Yup.
According to the largest branches of Christianity those books ARE Scripture. And for most of Christian history, well over a eleven hundred years, they have been uncontestedly part of the canon. And there are good reasons to consider those books canon. Your opinion is noted, but it is not the majority opinion.
What on earth does that mean? Can you quantify this 'flow' assertion?
Sounds like opinion, kind of the same way as those who might say that none of Scripture rings true. What I'm saying is that your opinion seems incredibly subjective.
I'll buy that I guess.
The prayers for the dead found in Maccabees are a historical record of the wider Hebrew practice of prayers for the dead, which is still Jewish practice today. And have been Christian practice all along. So how does that work? We know it is appointed to be judged as saved or damned based on our situation at the moment of death. We know that our prayers are not going to save a person after they die if they died damned. And yet Christians from every century have prayed for the dead. That is what implies purgatory, and that we can assist those who are being purified there. It's historically well attested including in Scripture as the Maccabees shows, and continual in practice for Jews and Christians.
Here is what Augustine says about it:
There is no doubt that
the dead are helped by the prayers of holy Church, by the saving sacrifice, and by alms dispensed for their souls; these things are done that they may be more mercifully dealt with by the Lord than their sins deserve. The whole Church observes the custom handed down by our fathers: that those who died within the fellowship of Christ’s body and blood should be prayed for when they are commemorated in their own place at the holy sacrifice, and that we should be reminded that this sacrifice is offered for them as well. (
Sermon 172:2 [date unknown; 393~430])
Typically you guys say that purgatory was invented in the middle ages. It is older than that, as I hope I have convinced you. But this thread was not to convince anyone of purgatory. Just to explore whether there is any second chance in purgatory. I think that has clearly been answered as 'no'.
No need. I accept that the Trinity is real. And yet the concept of the Trinity took a long time to develop. It isn't as simple as someone picking up the NT and reading of the Father, Son, and Holy Spirit. You read the NT through the lens of the councils of Nicea and Constantinople. You really do, whether aware of it or not. The Jehovah's Witnesses read the same verses through a different lens. You might claim to read it with no lens, but you do read it through the lens of Nicea and Constantinople.

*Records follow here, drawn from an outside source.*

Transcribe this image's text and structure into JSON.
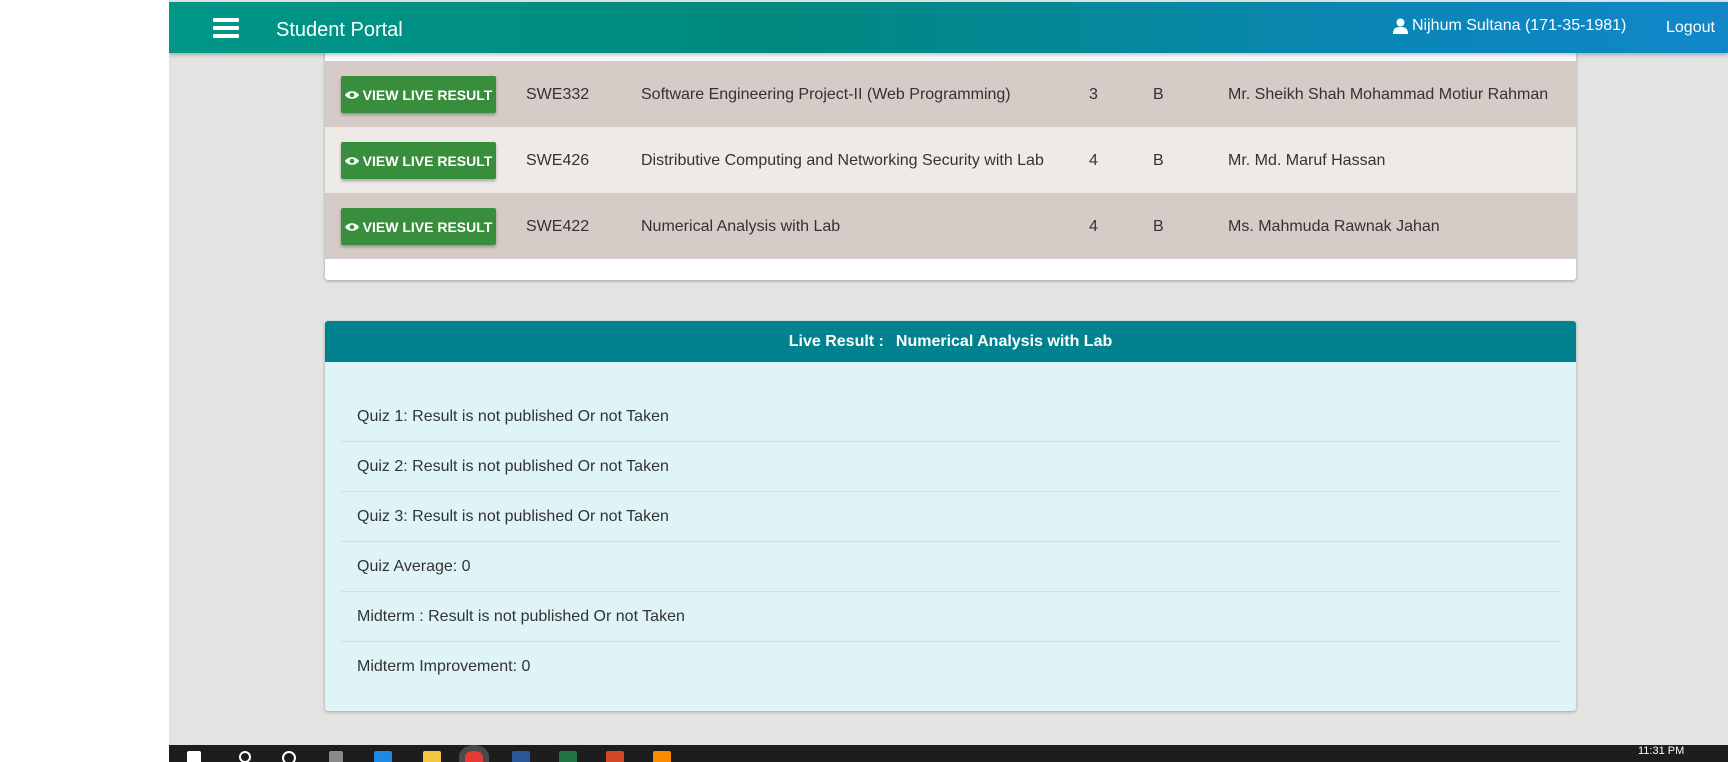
{
  "header": {
    "app_title": "Student Portal",
    "user_name": "Nijhum Sultana (171-35-1981)",
    "logout_label": "Logout"
  },
  "courses": [
    {
      "button": "VIEW LIVE RESULT",
      "code": "SWE332",
      "title": "Software Engineering Project-II (Web Programming)",
      "credit": "3",
      "section": "B",
      "teacher": "Mr. Sheikh Shah Mohammad Motiur Rahman"
    },
    {
      "button": "VIEW LIVE RESULT",
      "code": "SWE426",
      "title": "Distributive Computing and Networking Security with Lab",
      "credit": "4",
      "section": "B",
      "teacher": "Mr. Md. Maruf Hassan"
    },
    {
      "button": "VIEW LIVE RESULT",
      "code": "SWE422",
      "title": "Numerical Analysis with Lab",
      "credit": "4",
      "section": "B",
      "teacher": "Ms. Mahmuda Rawnak Jahan"
    }
  ],
  "live_result": {
    "label": "Live Result :",
    "course": "Numerical Analysis with Lab",
    "items": [
      "Quiz 1: Result is not published Or not Taken",
      "Quiz 2: Result is not published Or not Taken",
      "Quiz 3: Result is not published Or not Taken",
      "Quiz Average: 0",
      "Midterm : Result is not published Or not Taken",
      "Midterm Improvement: 0"
    ]
  },
  "taskbar": {
    "clock": "11:31 PM"
  },
  "colors": {
    "topbar_start": "#009688",
    "topbar_end": "#1187c9",
    "button_green": "#388e3c",
    "row_dark": "#d6cbc7",
    "row_light": "#eeeae8",
    "result_header": "#00838f",
    "result_body": "#dff4f7"
  },
  "icons": {
    "menu": "hamburger-menu-icon",
    "user": "user-icon",
    "view": "eye-icon"
  }
}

And it is proper that you use that lens because it was historically developed by believers who knew the Tradition of the apostles. They got it right. The Arian and JW position actually makes some sense to a Scripture Alone perspective, but that is not how to properly look at it. The proper way is how the plain people of Alexandria did. Their grandparents learned it from their grandparents that Jesus was really God, and not some fancy creation just short of God.